Most packers' fiscal years end abou Nov. 1. In fiscal 1935 the four big packers made some $32,000,000. In order to reap this profit, they had to sell no less than $1,850,000,000 worth of meat, butter, eggs, fertilizer, byproducts. The earnings amounted to only 1.7¢ per $1 of sale, but packers have long since grown accustomed to getting along on this modest ratio. The year was marked by a shortage of livestock. During 1935 only 29,266,000 little pigs went to market, compared to 44,398,000 in 1934. Total meat supply was off about 18%. The result was marked advance in meat prices. Between October 1934 and October 1935 beef went up (wholesale) 40%, lamb 30%, cured pork 40% and fresh pork 65%. Yet, except for Swift, packers had trouble in much improving 1934 profits, for the price of livestock increased even more than the price of meat. During the year ending October 1935, the price of cattle went up 55%, of lambs 40% and of hogs 95%.

In only two (1921 and 1932) of the last 50 years has Swift & Co. failed to make a profit. Last year it contribute $17,000,000 of the $32,000,000 earned by the Big Four. In spite of last year's tonnage decline—Swift slaughtered barely half as many hogs as in 1934—rising price produced sales of $767,000,000, nearly $150,000,000 higher than in 1934. Profit was up more than $6,000,000, but the thrifty Swifts appropriated a $6,000,000 reserve for possible inventory losses in the future.

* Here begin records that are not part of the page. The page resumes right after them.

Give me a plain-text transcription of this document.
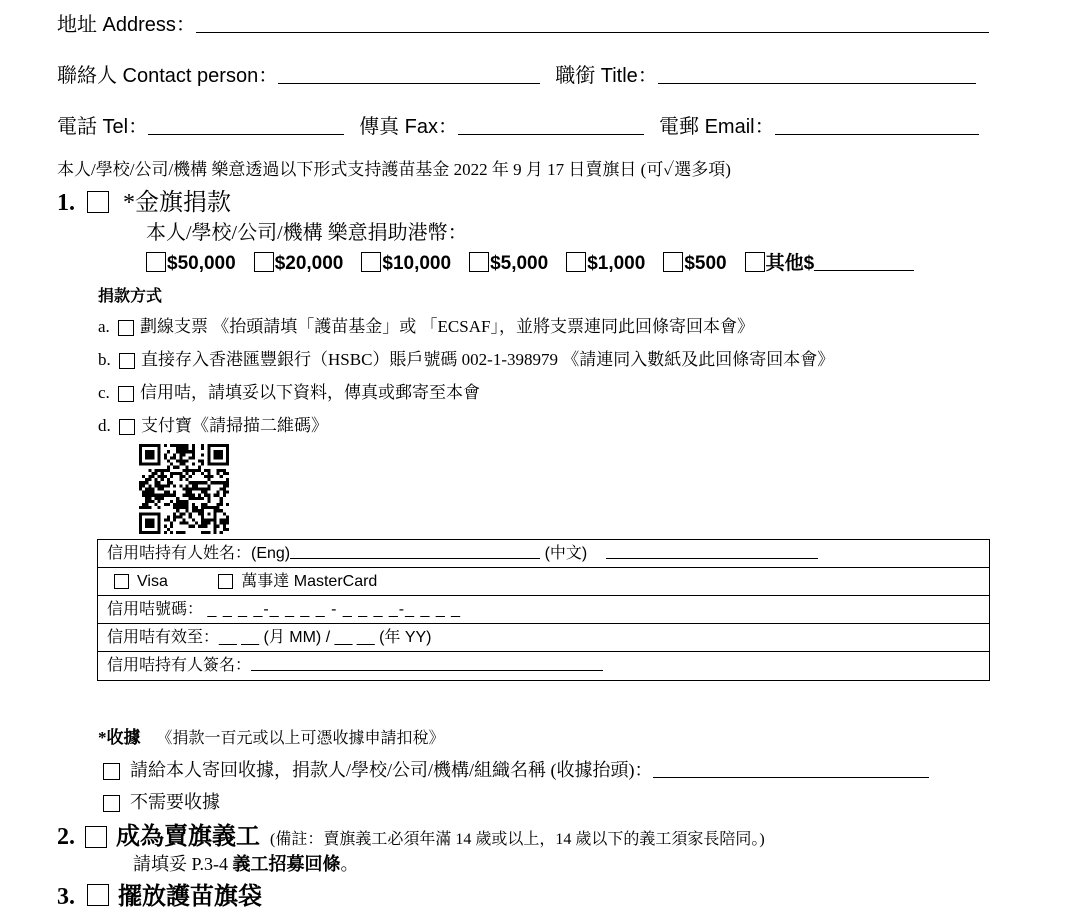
地址 Address：
聯絡人 Contact person：	職銜 Title：
電話 Tel：	傳真 Fax：	電郵 Email：
本人/學校/公司/機構 樂意透過以下形式支持護苗基金 2022 年 9 月 17 日賣旗日 (可✓選多項)
1. *金旗捐款
本人/學校/公司/機構 樂意捐助港幣：
$50,000 $20,000 $10,000 $5,000 $1,000 $500 其他$
捐款方式
a. 劃線支票 《抬頭請填「護苗基金」或 「ECSAF」，並將支票連同此回條寄回本會》
b. 直接存入香港匯豐銀行（HSBC）賬戶號碼 002-1-398979 《請連同入數紙及此回條寄回本會》
c. 信用咭，請填妥以下資料，傳真或郵寄至本會
d. 支付寶《請掃描二維碼》
信用咭持有人姓名：(Eng)	(中文)
Visa	萬事達 MasterCard
信用咭號碼： _ _ _ _-_ _ _ _ - _ _ _ _-_ _ _ _
信用咭有效至：__ __ (月 MM) / __ __ (年 YY)
信用咭持有人簽名：
*收據 《捐款一百元或以上可憑收據申請扣稅》
請給本人寄回收據，捐款人/學校/公司/機構/組織名稱 (收據抬頭)：
不需要收據
2. 成為賣旗義工 (備註：賣旗義工必須年滿 14 歲或以上，14 歲以下的義工須家長陪同。)
請填妥 P.3-4 義工招募回條。
3. 擺放護苗旗袋
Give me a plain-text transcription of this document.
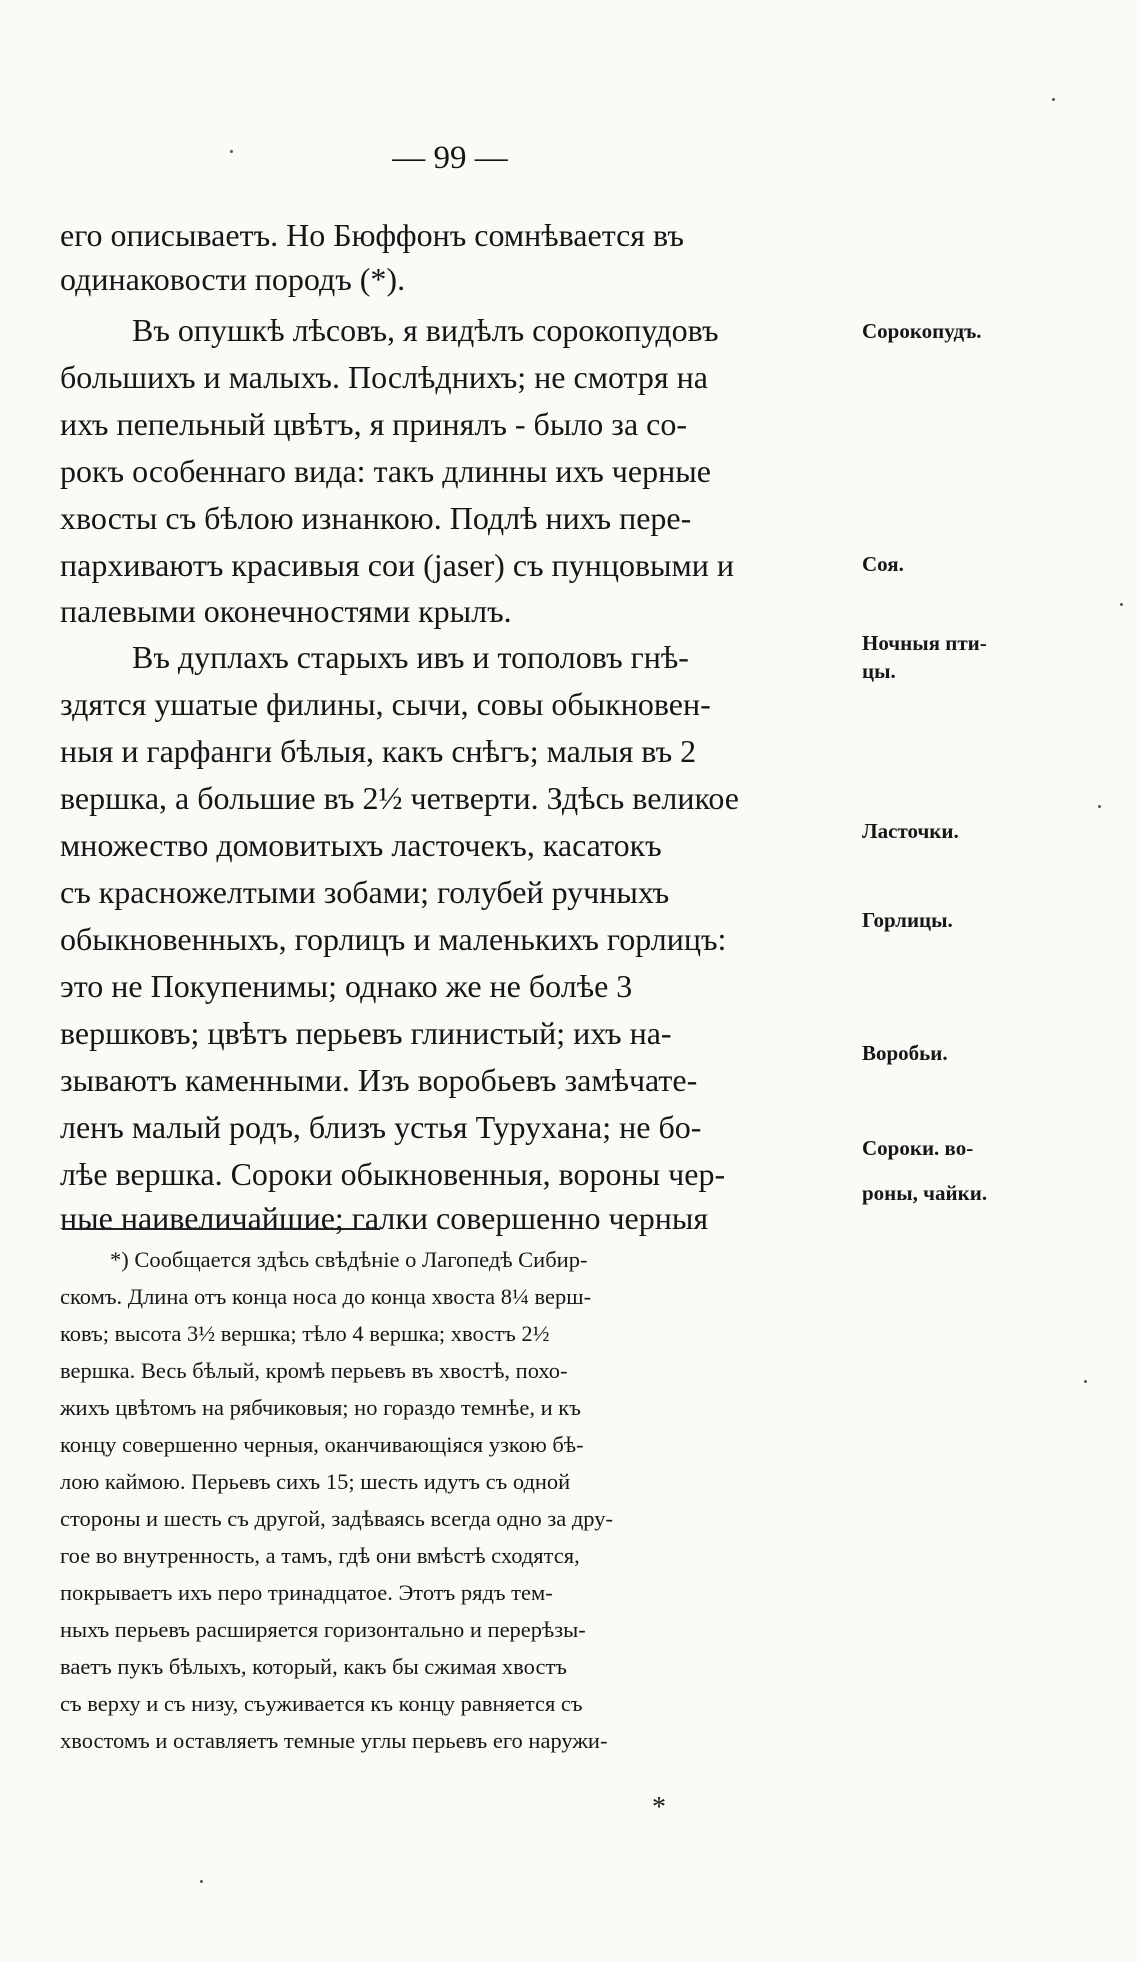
— 99 —
его описываетъ. Но Бюффонъ сомнѣвается въ
одинаковости породъ (*).
Въ опушкѣ лѣсовъ, я видѣлъ сорокопудовъ
большихъ и малыхъ. Послѣднихъ; не смотря на
ихъ пепельный цвѣтъ, я принялъ - было за со-
рокъ особеннаго вида: такъ длинны ихъ черные
хвосты съ бѣлою изнанкою. Подлѣ нихъ пере-
пархиваютъ красивыя сои (jaser) съ пунцовыми и
палевыми оконечностями крылъ.
Въ дуплахъ старыхъ ивъ и тополовъ гнѣ-
здятся ушатые филины, сычи, совы обыкновен-
ныя и гарфанги бѣлыя, какъ снѣгъ; малыя въ 2
вершка, а большие въ 2½ четверти. Здѣсь великое
множество домовитыхъ ласточекъ, касатокъ
съ красножелтыми зобами; голубей ручныхъ
обыкновенныхъ, горлицъ и маленькихъ горлицъ:
это не Покупенимы; однако же не болѣе 3
вершковъ; цвѣтъ перьевъ глинистый; ихъ на-
зываютъ каменными. Изъ воробьевъ замѣчате-
ленъ малый родъ, близъ устья Турухана; не бо-
лѣе вершка. Сороки обыкновенныя, вороны чер-
ные наивеличайшие; галки совершенно черныя
Сорокопудъ.
Соя.
Ночныя пти-
цы.
Ласточки.
Горлицы.
Воробьи.
Сороки. во-
роны, чайки.
*) Сообщается здѣсь свѣдѣнie о Лагопедѣ Сибир-
скомъ. Длина отъ конца носа до конца хвоста 8¼ верш-
ковъ; высота 3½ вершка; тѣло 4 вершка; хвостъ 2½
вершка. Весь бѣлый, кромѣ перьевъ въ хвостѣ, похо-
жихъ цвѣтомъ на рябчиковыя; но гораздо темнѣе, и къ
концу совершенно черныя, оканчивающiяся узкою бѣ-
лою каймою. Перьевъ сихъ 15; шесть идутъ съ одной
стороны и шесть съ другой, задѣваясь всегда одно за дру-
гое во внутренность, а тамъ, гдѣ они вмѣстѣ сходятся,
покрываетъ ихъ перо тринадцатое. Этотъ рядъ тем-
ныхъ перьевъ расширяется горизонтально и перерѣзы-
ваетъ пукъ бѣлыхъ, который, какъ бы сжимая хвостъ
съ верху и съ низу, съуживается къ концу равняется съ
хвостомъ и оставляетъ темные углы перьевъ его наружи-
*
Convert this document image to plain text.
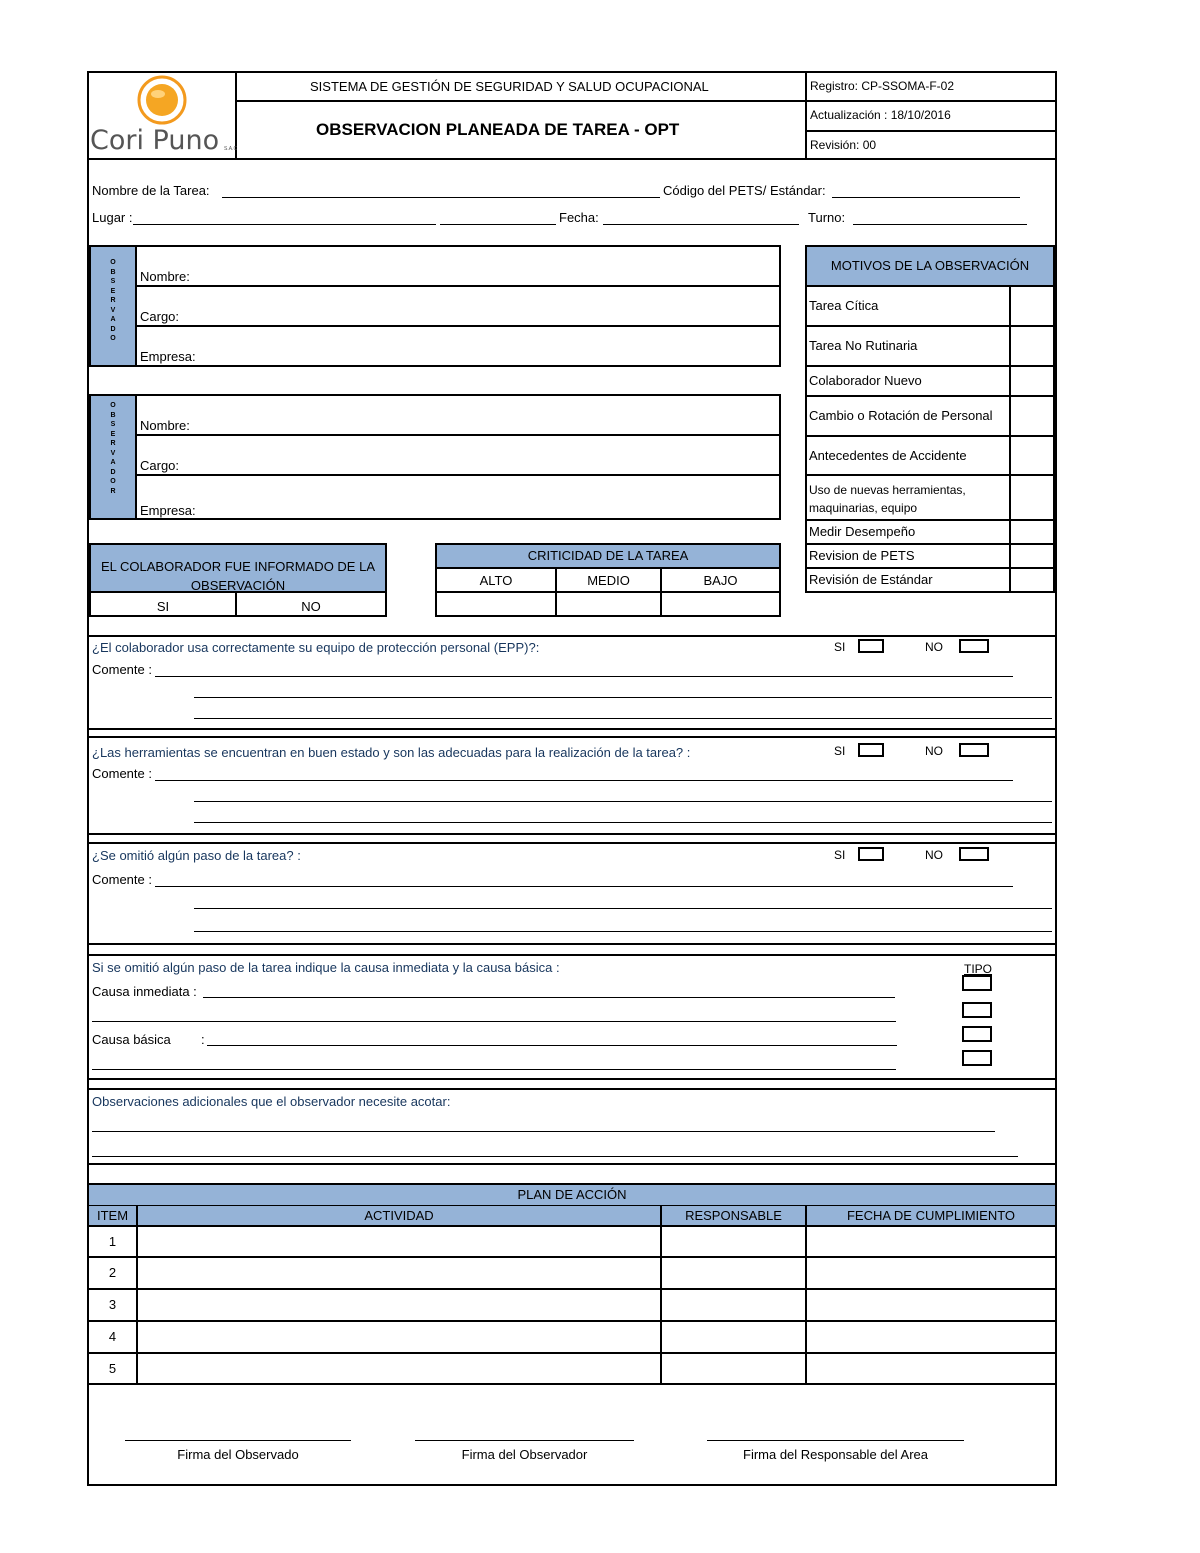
Cori Puno S.A.C
SISTEMA DE GESTIÓN DE SEGURIDAD Y SALUD OCUPACIONAL
OBSERVACION PLANEADA DE TAREA - OPT
Registro: CP-SSOMA-F-02
Actualización : 18/10/2016
Revisión: 00
Nombre de la Tarea:	Código del PETS/ Estándar:
Lugar :	Fecha:	Turno:
O B S E R V A D O
Nombre:
Cargo:
Empresa:
O B S E R V A D O R
Nombre:
Cargo:
Empresa:
MOTIVOS DE LA OBSERVACIÓN
Tarea Cítica
Tarea No Rutinaria
Colaborador Nuevo
Cambio o Rotación de Personal
Antecedentes de Accidente
Uso de nuevas herramientas, maquinarias, equipo
Medir Desempeño
Revision de PETS
Revisión de Estándar
EL COLABORADOR FUE INFORMADO DE LA OBSERVACIÓN
SI	NO
CRITICIDAD DE LA TAREA
ALTO	MEDIO	BAJO
¿El colaborador usa correctamente su equipo de protección personal (EPP)?:	SI	NO
Comente :
¿Las herramientas se encuentran en buen estado y son las adecuadas para la realización de la tarea? :	SI	NO
Comente :
¿Se omitió algún paso de la tarea? :	SI	NO
Comente :
Si se omitió algún paso de la tarea indique la causa inmediata y la causa básica :	TIPO
Causa inmediata :
Causa básica :
Observaciones adicionales que el observador necesite acotar:
PLAN DE ACCIÓN
ITEM	ACTIVIDAD	RESPONSABLE	FECHA DE CUMPLIMIENTO
1
2
3
4
5
Firma del Observado	Firma del Observador	Firma del Responsable del Area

Since 1885, when Gustavus Franklin Swift founded the company over which Son Gustavus Franklin Swift now presides, Swift & Co. has reflected an extremely able family management.

Armour & Co. has had a hectic career since J. Ogden Armour cracked up in 1921 and left his company with a $253,000,000 debt. In 1933-34 a prolonged stockholders' battle brought peppery old Frederick Henry Prince of Boston into control of the company. Mr. Prince sunmoned from London Robert Hervey Cabell, Armour's London manager, made him president of Armour early in 1935.

Like most packers, Armour turned the corner in 1933, had a good year in 1934. In 1935. sales of $683,000,000 produced profit of only $9,349,000, leaving Armor with only 1.37¢ profit per dollar of sale. Mr. Cabell said he had observed "considerable consumer resistance" to high meat prices.